The report pointed out that during the forecast period, the Roche blockbuster drug Avastin (generic name: bevacizumab, bevacizumab) and Merck (Merck KGaA) blockbuster drug Erbitux (generic name: cetuximab) , Cetuximab) patents in major markets expire, will promote the market acceptance of low-cost biosimilars, which will limit the growth of the global colorectal cancer treatment market. The Roche chemotherapeutic drug Xeloda (Xeloda, generic name: capecitabine, capecitabine) generic drugs listed in major markets is expected to also limit the growth of the global colorectal cancer treatment market.

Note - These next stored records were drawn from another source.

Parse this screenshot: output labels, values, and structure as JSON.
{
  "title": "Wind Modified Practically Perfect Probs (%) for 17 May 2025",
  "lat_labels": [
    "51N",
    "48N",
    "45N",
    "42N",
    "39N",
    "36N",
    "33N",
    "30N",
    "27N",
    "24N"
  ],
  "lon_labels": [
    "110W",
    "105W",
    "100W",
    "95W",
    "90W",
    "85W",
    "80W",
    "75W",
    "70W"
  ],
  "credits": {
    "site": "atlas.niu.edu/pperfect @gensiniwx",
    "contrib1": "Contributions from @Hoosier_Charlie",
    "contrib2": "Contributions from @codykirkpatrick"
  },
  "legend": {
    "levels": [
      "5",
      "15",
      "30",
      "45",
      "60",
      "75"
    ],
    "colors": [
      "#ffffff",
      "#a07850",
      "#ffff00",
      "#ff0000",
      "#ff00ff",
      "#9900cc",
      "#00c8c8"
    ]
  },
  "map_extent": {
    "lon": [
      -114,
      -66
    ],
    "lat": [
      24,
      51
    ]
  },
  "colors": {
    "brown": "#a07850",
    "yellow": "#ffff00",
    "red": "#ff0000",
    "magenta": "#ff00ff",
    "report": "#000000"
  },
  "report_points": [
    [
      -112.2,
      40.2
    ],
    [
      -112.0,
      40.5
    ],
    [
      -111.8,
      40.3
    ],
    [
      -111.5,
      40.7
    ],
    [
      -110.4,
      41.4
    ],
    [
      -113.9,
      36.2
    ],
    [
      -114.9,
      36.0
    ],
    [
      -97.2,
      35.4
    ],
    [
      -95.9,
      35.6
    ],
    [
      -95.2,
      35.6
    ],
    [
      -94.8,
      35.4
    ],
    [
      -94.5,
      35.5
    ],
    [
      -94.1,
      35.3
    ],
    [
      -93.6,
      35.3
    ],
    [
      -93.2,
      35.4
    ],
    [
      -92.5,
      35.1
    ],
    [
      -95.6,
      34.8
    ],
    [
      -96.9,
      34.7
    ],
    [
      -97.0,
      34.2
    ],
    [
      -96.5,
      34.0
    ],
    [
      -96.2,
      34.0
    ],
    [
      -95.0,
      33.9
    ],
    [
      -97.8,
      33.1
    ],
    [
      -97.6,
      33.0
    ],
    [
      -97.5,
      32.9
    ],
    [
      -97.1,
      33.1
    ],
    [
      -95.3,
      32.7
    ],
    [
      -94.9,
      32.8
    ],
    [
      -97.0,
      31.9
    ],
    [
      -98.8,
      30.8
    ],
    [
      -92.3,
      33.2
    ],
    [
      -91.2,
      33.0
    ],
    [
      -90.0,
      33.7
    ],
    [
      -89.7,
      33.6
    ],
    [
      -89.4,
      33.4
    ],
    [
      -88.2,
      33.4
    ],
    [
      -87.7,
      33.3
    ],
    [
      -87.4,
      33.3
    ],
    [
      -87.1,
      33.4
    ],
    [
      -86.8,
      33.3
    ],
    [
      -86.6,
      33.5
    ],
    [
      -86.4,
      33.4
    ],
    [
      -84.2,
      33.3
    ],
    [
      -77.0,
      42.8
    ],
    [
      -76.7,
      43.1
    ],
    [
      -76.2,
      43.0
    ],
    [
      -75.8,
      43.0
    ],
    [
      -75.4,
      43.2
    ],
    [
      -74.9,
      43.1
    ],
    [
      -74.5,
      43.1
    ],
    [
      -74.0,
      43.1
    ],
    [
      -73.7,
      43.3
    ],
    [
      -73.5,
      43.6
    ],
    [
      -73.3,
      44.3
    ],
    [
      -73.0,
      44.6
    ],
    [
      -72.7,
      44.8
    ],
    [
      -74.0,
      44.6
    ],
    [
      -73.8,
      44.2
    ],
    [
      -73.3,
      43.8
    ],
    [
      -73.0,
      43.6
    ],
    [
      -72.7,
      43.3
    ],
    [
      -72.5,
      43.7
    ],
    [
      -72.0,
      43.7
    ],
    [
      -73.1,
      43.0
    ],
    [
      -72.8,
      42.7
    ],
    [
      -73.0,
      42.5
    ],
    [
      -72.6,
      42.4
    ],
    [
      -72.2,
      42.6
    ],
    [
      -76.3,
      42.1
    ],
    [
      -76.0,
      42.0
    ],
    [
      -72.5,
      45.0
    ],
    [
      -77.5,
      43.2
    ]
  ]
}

However, GBI analyst Saurabh Sharma pointed out that even if the Avastin patent expires, the drug will maintain its leading position in the global colorectal cancer (CRC) treatment market until 2020. Saurabh explained that Avastin is currently widely used in first-line and second-line treatment of colorectal cancer, regardless of the K-Ras status of the patient. Although related epidermal growth factor receptor (EGFR) inhibitors have been marketed for the treatment of K-Ras wild-type tumors ; Avastin will continue to dominate its market in the treatment of metastatic K-Ras wild-type and mutant tumors status.
The report points out that Bayer ’s new oral anti-cancer drug Stivarga (regorafenib) is expected to be one of the biggest drivers of growth in the global colorectal cancer (CRC) treatment market. This is mainly due to the expected clinical treatment expansion of the drug as a maintenance treatment The drug is used for the first-line treatment of metastatic colorectal cancer (mCRC) that has had liver metastases removed. Stivarga is an oral multi-kinase inhibitor currently listed in major markets such as the US, EU, and Japan. In addition, Japan ’s Dapeng Pharmaceutical ’s anticancer drug Lonsurf (TAS-102) was approved for third- and fourth-line treatment in Japan in 2014, and Amgen ’s monoclonal antibody Vectibix (panitumumab) was also approved by the United States. And EU approved for first-line treatment. The market acceptance of these new drugs will promote the growth of the global therapeutic market.
The report also pointed out that during the forecast period (2014-2020), several new pipeline drugs are expected to land on the market, including Lilly’s monoclonal antibody Cyramza (ramucirumab), Boehringer Ingelheim’s triple angiokinase inhibitor nintedanib, XBiotech The company’s monoclonal antibody Xilonix. However, these drugs will enter the highly competitive second-line and third- and fourth-line treatments and will not have a major impact on the entire market. Branded drugs that are currently on the market will continue to enjoy market dominance as they are included in earlier and more profitable first-line treatments.